De commissie concludeert dat de facto sprake is van de uitvoering van verplichte zorg, maar die een wezenlijk vormgebrek vertoont doordat de procedure ex art. 8.9. Wvggz niet gevolgd is. De klacht(en) van klager worden daarom  gegrond verklaard, waarbij de commissie de zorgverantwoordelijke opdraagt bij de uitvoering van deze zorg de betreffende procedure(s) in acht te nemen.

Overweging ten overvloede

Tijdens de hoorzitting is de wilsbekwaamheid van klager met betrekking tot de verplichte zorg aan de orde gekomen. Desgevraagd lieten verweerders weten dat de wilsbekwaamheid van klager in dezen niet beoordeeld is. Nu de commissie opdracht geeft om een art. 8.9 besluit te nemen, zal ook de wilsbekwaamheid van klager ten aanzien van de (toe te passen) verplichte zorg beoordeeld dienen te worden.

Oordeel

De commissie acht op grond van bovenstaande overwegingen de klachten gegrond en geeft de zorgverantwoordelijke de opdracht (artikel 10: 6 lid 4 Wvggz) om alsnog een besluit te nemen ten aanzien van de verplichte zorg die nodig wordt geacht, met inachtneming van de formele vereisten.

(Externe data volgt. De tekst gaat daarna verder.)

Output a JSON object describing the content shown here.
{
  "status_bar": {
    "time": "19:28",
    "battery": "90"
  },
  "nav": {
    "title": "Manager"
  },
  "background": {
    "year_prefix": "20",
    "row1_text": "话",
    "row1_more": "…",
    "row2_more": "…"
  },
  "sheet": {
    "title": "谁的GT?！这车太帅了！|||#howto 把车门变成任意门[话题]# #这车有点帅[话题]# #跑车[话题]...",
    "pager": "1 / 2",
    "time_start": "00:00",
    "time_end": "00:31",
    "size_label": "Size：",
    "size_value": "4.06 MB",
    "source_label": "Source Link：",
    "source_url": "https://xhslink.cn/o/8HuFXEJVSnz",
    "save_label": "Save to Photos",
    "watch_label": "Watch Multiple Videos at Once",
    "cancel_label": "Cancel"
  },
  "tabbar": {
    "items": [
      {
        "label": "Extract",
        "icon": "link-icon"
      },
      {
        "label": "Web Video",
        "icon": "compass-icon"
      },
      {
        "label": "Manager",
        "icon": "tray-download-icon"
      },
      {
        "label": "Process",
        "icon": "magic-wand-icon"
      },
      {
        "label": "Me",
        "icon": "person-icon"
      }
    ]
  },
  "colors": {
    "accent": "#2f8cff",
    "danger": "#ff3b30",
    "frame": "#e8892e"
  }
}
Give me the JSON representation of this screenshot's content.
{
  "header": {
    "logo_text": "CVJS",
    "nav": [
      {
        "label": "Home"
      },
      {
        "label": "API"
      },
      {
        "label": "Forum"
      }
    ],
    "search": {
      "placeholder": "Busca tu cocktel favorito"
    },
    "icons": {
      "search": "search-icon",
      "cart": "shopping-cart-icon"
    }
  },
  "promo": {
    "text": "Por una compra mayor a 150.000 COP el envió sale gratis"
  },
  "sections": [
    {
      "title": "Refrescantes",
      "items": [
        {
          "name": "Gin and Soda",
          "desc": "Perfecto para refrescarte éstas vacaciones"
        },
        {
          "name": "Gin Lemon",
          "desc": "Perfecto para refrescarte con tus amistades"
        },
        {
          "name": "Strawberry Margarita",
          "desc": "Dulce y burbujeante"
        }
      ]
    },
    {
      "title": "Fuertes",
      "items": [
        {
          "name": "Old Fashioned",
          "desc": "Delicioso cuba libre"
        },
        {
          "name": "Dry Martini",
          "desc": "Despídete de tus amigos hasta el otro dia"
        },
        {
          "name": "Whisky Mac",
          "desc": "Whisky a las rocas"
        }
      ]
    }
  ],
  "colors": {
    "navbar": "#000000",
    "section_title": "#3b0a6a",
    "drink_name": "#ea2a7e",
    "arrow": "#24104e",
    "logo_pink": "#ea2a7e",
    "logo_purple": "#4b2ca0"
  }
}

Op 29 augustus 2023 vastgesteld door de commissie:

Mevrouw mr. L. Bos, voorzitter;

De heer E. Lemmen, psychiater;

Mevrouw I. de Val, algemeen lid op voordracht van de Cliëntenraad.

Namens de commissie:

 

i.o.

Mw. M.T. Averesch-Wilbrink

ambtelijk secretaris

 

Verzonden d.d. 8 september 2023

 

 

 

 

Tegen een uitspraak van de klachtencommissie kan op grond van art. 10:7 Wvggz beroep worden ingesteld bij de Rechtbank binnen zes weken na kennisneming van de uitspraak.